Poland PM dismisses US criticism of media law

(Update: adds Polish PM remarks)

Krakow, Poland, Aug 12 (EFE).- Poland’s prime minister has dismissed remarks by the United States secretary of state criticizing the passage of a controversial media ownership law that would prevent a popular US-owned television channel from broadcasting in the country.

“Our American friends have nothing to fear,” Mateusz Morawiecki told a press conference on Thursday after Antony Blinken had said on Twitter that the US was “troubled” by the “draft legislation that would gravely weaken media freedom.”

Morawiecki said the law would not be used to target any specific broadcasters, insisting that “it is necessary to tighten the system so that it is not possible for companies from outside the European Union to buy media (operating in Poland).”

The bill, pushed by Morawiecki’s ultraconservative Law and Justice Party (PiS), is known locally as the anti-TVN law, in reference to a private TV station owned by US-based company Discovery and which has been highly critical of the Polish government.

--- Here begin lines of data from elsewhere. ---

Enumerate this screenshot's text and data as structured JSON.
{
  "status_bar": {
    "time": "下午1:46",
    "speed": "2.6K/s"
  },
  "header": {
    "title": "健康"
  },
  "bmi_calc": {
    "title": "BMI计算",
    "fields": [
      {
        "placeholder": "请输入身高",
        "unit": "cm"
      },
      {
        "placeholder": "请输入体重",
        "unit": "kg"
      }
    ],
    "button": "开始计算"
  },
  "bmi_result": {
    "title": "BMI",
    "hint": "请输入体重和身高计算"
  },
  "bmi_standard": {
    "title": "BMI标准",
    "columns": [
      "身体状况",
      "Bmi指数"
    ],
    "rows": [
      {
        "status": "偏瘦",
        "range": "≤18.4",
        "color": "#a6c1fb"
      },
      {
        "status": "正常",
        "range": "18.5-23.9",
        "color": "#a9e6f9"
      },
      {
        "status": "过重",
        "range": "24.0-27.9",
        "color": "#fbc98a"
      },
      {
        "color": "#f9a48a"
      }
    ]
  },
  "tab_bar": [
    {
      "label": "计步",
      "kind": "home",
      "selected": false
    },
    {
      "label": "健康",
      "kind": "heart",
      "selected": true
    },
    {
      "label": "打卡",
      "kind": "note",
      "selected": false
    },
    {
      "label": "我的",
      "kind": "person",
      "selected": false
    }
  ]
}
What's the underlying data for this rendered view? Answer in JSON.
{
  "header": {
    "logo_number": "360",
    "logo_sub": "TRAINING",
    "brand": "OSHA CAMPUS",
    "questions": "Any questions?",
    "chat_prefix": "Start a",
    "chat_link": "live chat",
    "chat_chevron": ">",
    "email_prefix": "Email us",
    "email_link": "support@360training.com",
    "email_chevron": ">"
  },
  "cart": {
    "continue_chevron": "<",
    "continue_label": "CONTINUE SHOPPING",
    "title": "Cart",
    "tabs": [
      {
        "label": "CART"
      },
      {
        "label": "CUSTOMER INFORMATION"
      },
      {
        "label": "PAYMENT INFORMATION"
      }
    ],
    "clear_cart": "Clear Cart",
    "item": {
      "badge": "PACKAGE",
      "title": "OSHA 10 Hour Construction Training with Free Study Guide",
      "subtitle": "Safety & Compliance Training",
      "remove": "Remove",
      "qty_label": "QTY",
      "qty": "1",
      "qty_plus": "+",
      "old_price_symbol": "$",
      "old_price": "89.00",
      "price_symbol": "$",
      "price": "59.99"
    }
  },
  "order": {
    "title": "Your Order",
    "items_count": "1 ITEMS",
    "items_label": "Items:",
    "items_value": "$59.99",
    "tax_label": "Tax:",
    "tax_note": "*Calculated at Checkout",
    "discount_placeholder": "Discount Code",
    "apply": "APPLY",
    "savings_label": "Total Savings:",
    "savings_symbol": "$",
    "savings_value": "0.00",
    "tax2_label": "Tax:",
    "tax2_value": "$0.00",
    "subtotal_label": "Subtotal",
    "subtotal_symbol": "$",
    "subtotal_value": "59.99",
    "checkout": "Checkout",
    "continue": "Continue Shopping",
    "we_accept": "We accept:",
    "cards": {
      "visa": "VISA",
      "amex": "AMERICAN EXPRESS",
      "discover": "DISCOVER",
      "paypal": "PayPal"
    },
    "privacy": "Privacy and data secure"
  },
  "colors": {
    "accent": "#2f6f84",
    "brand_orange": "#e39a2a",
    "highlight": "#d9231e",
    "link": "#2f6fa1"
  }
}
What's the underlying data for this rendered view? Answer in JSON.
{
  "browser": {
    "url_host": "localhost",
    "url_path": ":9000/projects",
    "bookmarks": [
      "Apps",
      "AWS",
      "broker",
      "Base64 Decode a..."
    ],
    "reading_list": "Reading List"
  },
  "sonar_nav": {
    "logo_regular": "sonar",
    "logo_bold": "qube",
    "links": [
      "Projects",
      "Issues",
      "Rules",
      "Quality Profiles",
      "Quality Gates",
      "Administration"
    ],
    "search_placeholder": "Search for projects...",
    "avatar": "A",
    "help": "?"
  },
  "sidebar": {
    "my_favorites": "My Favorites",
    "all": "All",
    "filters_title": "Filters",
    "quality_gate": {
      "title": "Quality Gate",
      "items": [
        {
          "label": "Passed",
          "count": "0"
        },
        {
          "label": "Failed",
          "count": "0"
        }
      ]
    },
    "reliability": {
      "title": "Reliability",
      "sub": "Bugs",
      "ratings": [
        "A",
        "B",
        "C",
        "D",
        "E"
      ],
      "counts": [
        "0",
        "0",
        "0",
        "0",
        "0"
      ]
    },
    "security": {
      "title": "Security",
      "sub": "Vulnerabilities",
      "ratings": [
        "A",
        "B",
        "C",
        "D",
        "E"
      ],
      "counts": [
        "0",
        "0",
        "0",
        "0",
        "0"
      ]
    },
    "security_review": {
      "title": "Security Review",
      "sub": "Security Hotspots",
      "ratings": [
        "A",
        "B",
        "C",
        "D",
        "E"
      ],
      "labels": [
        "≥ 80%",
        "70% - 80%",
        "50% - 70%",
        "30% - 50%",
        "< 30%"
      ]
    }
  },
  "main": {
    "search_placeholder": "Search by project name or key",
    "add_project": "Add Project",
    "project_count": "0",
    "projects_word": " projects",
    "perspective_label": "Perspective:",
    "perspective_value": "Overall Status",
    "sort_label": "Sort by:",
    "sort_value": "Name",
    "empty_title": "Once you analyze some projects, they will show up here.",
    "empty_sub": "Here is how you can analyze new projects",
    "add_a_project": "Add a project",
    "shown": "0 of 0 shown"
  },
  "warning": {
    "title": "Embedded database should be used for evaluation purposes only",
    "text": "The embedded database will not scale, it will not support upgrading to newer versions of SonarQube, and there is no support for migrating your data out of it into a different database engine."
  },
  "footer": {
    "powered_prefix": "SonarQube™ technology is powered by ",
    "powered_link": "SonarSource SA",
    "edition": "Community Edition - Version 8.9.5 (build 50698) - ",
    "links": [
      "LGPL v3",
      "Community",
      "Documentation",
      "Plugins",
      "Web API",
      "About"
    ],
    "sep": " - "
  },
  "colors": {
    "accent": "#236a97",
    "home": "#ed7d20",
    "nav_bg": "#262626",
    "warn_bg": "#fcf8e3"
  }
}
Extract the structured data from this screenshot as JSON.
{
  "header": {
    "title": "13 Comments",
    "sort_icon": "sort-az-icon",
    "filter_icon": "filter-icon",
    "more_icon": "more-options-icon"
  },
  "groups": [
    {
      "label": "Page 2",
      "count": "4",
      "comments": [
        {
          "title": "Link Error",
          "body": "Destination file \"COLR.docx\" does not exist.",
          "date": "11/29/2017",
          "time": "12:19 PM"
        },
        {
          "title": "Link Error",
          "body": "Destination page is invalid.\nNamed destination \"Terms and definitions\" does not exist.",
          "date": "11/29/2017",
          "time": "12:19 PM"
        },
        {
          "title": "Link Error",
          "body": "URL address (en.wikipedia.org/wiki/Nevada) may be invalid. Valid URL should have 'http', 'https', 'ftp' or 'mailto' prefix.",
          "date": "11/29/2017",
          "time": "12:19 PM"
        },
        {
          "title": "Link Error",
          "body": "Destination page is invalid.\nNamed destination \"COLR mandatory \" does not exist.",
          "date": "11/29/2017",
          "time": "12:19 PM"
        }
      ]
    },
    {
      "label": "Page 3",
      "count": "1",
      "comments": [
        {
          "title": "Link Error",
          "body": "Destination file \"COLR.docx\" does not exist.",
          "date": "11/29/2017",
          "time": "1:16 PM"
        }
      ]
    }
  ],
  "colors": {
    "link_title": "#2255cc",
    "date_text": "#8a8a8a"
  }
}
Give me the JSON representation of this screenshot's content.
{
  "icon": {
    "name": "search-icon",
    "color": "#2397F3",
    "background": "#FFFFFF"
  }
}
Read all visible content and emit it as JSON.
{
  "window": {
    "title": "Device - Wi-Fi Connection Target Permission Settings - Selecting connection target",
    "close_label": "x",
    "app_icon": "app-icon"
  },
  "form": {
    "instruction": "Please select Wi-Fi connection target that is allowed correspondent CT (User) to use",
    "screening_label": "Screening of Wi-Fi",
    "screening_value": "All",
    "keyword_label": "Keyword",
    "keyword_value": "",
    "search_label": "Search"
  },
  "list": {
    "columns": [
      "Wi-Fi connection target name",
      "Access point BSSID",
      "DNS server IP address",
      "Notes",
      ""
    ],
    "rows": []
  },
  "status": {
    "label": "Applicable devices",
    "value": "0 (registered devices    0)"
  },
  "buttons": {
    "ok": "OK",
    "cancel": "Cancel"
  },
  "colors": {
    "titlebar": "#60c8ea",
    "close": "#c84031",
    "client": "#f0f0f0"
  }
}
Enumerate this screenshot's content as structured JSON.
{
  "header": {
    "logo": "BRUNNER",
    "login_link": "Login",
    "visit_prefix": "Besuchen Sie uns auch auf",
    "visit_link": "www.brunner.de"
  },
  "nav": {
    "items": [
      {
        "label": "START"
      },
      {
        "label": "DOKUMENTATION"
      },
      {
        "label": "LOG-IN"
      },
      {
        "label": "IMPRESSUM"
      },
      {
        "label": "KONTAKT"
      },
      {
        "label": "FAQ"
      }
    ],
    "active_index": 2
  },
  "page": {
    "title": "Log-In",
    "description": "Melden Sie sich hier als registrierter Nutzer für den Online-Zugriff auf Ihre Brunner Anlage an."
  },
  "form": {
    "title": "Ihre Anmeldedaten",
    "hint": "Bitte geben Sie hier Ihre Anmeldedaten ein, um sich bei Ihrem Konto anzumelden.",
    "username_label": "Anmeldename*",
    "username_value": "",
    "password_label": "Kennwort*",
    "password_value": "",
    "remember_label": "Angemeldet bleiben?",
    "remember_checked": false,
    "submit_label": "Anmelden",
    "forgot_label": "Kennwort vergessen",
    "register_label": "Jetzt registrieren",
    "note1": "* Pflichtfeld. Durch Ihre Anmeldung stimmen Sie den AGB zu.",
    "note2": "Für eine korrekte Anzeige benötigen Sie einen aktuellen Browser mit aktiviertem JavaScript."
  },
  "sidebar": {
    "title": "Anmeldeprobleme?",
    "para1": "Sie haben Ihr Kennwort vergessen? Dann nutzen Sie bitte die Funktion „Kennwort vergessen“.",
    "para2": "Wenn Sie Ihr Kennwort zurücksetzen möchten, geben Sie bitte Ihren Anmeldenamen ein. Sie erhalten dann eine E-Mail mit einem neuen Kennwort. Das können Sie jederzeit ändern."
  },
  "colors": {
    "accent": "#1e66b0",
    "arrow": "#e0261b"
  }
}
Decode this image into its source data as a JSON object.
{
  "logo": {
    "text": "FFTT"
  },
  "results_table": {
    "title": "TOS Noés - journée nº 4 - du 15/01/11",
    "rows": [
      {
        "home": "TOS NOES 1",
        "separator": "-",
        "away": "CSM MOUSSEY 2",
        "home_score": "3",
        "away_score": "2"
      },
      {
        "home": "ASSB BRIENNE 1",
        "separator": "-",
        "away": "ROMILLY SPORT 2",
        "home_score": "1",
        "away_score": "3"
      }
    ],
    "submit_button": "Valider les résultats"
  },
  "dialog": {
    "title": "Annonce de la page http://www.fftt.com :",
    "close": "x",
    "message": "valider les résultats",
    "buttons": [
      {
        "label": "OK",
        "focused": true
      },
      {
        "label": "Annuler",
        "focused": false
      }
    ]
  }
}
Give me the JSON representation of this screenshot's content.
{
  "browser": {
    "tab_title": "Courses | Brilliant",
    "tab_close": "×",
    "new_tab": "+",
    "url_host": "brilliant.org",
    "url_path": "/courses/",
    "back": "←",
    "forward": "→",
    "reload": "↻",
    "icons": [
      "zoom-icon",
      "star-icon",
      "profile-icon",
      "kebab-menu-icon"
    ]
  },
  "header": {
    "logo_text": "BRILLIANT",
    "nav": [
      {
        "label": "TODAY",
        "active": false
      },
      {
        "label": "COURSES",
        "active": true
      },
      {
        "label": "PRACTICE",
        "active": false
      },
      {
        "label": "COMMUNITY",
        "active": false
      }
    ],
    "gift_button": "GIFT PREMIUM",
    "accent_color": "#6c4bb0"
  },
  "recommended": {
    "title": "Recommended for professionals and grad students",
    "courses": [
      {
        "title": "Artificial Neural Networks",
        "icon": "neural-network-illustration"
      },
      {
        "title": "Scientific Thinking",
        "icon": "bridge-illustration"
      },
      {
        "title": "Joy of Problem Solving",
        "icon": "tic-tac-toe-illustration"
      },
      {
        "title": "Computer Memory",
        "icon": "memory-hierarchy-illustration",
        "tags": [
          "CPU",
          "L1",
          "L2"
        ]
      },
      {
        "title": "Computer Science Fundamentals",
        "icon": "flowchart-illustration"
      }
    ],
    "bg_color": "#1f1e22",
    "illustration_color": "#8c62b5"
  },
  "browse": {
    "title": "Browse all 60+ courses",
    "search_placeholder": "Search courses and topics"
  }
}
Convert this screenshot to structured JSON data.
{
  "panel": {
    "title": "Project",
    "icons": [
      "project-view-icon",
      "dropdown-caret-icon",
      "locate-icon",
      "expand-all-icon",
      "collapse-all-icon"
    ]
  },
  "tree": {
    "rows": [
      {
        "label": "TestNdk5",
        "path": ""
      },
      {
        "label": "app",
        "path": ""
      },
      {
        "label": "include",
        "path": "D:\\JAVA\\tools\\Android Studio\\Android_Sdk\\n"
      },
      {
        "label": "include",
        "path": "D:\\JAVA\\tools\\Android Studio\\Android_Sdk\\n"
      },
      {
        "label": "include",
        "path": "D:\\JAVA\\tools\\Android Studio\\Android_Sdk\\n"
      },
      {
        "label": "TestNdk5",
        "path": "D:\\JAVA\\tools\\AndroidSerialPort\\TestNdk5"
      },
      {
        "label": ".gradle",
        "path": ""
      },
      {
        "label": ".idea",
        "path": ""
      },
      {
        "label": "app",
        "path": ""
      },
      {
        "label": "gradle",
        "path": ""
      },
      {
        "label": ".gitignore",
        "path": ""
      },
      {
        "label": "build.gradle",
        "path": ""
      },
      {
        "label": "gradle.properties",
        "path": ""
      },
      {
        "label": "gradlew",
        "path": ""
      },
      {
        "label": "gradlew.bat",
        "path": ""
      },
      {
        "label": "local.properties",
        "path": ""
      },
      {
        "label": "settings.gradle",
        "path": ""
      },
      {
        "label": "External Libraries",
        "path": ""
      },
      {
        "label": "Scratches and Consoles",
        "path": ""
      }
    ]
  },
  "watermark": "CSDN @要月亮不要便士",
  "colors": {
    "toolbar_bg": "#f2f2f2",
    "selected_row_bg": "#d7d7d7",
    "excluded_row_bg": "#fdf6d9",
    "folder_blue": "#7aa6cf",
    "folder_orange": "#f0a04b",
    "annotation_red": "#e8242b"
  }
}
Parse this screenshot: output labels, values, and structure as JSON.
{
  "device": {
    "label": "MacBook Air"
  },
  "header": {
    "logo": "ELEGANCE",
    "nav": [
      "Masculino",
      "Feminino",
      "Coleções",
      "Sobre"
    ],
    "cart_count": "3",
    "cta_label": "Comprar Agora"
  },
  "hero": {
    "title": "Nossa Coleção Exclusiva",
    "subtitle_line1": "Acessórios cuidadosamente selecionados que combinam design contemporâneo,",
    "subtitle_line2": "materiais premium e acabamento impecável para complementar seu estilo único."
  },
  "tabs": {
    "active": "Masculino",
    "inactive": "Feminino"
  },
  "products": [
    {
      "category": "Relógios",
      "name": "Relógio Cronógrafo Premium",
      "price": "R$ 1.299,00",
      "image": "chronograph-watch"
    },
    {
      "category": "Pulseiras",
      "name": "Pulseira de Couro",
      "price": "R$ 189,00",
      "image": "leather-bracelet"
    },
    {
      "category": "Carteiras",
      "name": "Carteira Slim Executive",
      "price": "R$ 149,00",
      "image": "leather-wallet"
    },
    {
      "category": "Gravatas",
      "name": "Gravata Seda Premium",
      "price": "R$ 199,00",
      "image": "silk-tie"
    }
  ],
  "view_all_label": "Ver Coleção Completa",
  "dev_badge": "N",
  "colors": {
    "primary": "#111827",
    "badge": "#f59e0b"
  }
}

Under the draft law, TV channels that are not owned by companies based in the European Economic Area would not be granted a broadcast licence, which would pull TVN off the air as a US-owned company.

The bill was approved with 228 votes in favour and 216 against, and will now move on to the Senate, which could give its final approval or send the law back to the lower house.

The parliamentary session was the culmination of 24 hours of heightened tensions that saw Morawiecki’s minority partner, Accord, abandon the government coalition in protest against the legislation.

Morawiecki dismissed Deputy Prime Minister and Development Minister Jaroslaw Gowin, who is also the leader of Accord.

Gowin immediately announced his resignation and the end of the United Right coalition.